Specific aspects of such ESG reporting include energy consumption and emissions, waste management, working conditions, diversity and inclusion, and ethical governance. Setting up ESG reporting can seem complex, but it also provides opportunities to identify and improve inefficiencies.
The Corporate Sustainability Reporting Directive (CSRD) is an EU directive that requires large companies to report detailed sustainability information. Small companies are usually not directly covered by these regulations. However, if they are part of the supply chain of CSRD-compliant companies, they do contribute to the CSRD reports of such companies.
The main difference between ESG and CSRD is the level of detail and obligation. Whereas CSRD forces large companies to do extensive and structured reporting, small companies can be much more flexible when it comes to how they prepare and present their ESG reports.
To begin, take a structured approach. First, thoroughly assess your current environmental, social, and governance practices and performance. Identify key areas where you are making (or can make) an impact, and set measurable goals.
Use existing frameworks such as the Global Reporting Initiative (GRI) standards or the Sustainable Development Goals (SDGs) for guidance. Start collect data and document your efforts and results. It is also helpful to engage with stakeholders such as customers and suppliers to better understand the elements that are important to them.

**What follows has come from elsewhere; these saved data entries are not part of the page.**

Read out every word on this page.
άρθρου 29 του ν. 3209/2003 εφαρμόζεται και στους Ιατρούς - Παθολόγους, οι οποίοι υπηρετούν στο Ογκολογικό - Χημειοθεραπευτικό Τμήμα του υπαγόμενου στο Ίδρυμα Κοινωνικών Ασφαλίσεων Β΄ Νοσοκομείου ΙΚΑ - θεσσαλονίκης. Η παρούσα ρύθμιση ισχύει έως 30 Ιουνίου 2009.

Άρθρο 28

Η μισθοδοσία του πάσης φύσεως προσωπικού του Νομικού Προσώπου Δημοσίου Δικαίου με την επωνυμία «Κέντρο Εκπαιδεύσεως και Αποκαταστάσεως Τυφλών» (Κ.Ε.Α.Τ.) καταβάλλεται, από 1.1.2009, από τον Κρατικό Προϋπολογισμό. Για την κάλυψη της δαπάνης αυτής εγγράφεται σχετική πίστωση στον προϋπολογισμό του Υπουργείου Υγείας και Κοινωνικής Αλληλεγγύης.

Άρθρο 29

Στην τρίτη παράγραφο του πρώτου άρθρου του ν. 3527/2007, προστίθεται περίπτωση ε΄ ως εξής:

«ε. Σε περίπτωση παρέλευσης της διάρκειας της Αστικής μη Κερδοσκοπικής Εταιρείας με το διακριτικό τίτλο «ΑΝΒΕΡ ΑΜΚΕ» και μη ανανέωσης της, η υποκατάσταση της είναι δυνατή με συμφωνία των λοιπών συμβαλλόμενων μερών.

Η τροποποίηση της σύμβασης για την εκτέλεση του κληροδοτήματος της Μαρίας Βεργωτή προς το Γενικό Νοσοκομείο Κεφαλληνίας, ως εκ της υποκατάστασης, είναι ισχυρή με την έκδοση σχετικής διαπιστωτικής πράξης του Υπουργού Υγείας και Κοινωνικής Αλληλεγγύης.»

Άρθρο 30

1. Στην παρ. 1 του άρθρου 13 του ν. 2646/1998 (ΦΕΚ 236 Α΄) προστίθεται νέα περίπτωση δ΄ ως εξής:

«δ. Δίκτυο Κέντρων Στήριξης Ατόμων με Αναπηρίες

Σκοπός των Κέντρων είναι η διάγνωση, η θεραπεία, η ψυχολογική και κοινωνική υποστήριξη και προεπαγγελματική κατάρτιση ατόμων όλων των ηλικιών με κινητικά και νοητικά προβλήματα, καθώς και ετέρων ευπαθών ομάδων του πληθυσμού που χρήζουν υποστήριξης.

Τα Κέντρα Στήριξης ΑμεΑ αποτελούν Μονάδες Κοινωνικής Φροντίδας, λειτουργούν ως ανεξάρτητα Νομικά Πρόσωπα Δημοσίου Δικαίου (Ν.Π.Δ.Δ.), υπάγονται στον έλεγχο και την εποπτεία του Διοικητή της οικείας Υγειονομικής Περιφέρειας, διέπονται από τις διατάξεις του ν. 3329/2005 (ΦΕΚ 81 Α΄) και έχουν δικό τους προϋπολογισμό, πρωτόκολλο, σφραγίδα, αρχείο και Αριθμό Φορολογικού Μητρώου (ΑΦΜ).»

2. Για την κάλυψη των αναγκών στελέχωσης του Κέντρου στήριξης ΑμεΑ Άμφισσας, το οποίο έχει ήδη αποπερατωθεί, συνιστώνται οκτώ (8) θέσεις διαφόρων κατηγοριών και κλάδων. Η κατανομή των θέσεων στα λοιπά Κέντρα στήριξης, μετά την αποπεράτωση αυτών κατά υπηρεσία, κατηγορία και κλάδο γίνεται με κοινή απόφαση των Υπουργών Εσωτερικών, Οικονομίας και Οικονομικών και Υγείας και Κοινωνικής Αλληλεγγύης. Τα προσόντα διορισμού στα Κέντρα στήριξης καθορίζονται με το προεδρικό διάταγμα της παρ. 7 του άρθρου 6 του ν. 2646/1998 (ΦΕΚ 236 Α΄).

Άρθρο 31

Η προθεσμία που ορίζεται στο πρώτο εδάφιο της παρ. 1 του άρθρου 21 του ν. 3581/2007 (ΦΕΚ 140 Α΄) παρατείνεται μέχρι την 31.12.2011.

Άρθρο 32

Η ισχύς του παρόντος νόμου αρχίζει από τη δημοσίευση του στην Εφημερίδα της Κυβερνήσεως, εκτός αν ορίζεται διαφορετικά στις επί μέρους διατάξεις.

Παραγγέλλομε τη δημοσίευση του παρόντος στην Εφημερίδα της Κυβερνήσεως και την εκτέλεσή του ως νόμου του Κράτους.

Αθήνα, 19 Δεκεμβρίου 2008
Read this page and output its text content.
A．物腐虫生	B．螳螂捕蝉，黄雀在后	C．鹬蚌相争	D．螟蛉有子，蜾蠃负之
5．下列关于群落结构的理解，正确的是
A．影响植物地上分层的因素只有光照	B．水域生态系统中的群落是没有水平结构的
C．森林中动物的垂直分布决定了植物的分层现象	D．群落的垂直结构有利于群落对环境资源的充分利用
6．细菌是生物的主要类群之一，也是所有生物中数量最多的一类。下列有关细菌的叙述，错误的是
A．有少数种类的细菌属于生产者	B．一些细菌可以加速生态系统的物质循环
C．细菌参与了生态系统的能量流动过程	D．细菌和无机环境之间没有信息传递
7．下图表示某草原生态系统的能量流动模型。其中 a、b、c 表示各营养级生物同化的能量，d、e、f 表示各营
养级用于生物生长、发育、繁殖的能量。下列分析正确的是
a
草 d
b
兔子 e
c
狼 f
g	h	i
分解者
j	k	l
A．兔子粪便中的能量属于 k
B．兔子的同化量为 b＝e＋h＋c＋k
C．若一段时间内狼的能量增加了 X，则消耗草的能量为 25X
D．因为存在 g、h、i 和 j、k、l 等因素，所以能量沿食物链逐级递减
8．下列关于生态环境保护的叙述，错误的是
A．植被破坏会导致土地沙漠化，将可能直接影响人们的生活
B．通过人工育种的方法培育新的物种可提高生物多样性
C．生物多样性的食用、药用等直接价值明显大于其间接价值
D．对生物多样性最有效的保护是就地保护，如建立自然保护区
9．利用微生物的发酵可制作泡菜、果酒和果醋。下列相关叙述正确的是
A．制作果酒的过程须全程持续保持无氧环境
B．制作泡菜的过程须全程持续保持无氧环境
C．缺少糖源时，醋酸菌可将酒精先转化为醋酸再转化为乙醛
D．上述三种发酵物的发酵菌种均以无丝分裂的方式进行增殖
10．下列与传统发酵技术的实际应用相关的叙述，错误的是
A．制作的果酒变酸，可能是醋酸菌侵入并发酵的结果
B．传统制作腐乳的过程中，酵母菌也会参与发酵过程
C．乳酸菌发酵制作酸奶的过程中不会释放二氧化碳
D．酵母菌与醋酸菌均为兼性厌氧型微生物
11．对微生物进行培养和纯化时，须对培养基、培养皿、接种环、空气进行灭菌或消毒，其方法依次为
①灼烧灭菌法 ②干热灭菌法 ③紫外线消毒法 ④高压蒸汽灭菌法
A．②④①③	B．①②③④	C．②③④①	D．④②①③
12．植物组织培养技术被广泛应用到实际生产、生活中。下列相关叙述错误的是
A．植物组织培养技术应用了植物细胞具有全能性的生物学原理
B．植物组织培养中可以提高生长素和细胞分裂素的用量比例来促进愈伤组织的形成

The pressure to operate more sustainably is only expected to increase. By investing in ESG reporting now, small businesses can prepare for future regulations and market demands.
In addition, strong ESG performance can lead to new business opportunities, such as winning contracts with large companies that value sustainability, and attracting and engaging conscious consumers and investors. So ESG reporting is not just a legal requirement, but definitely also a strategic move towards the future.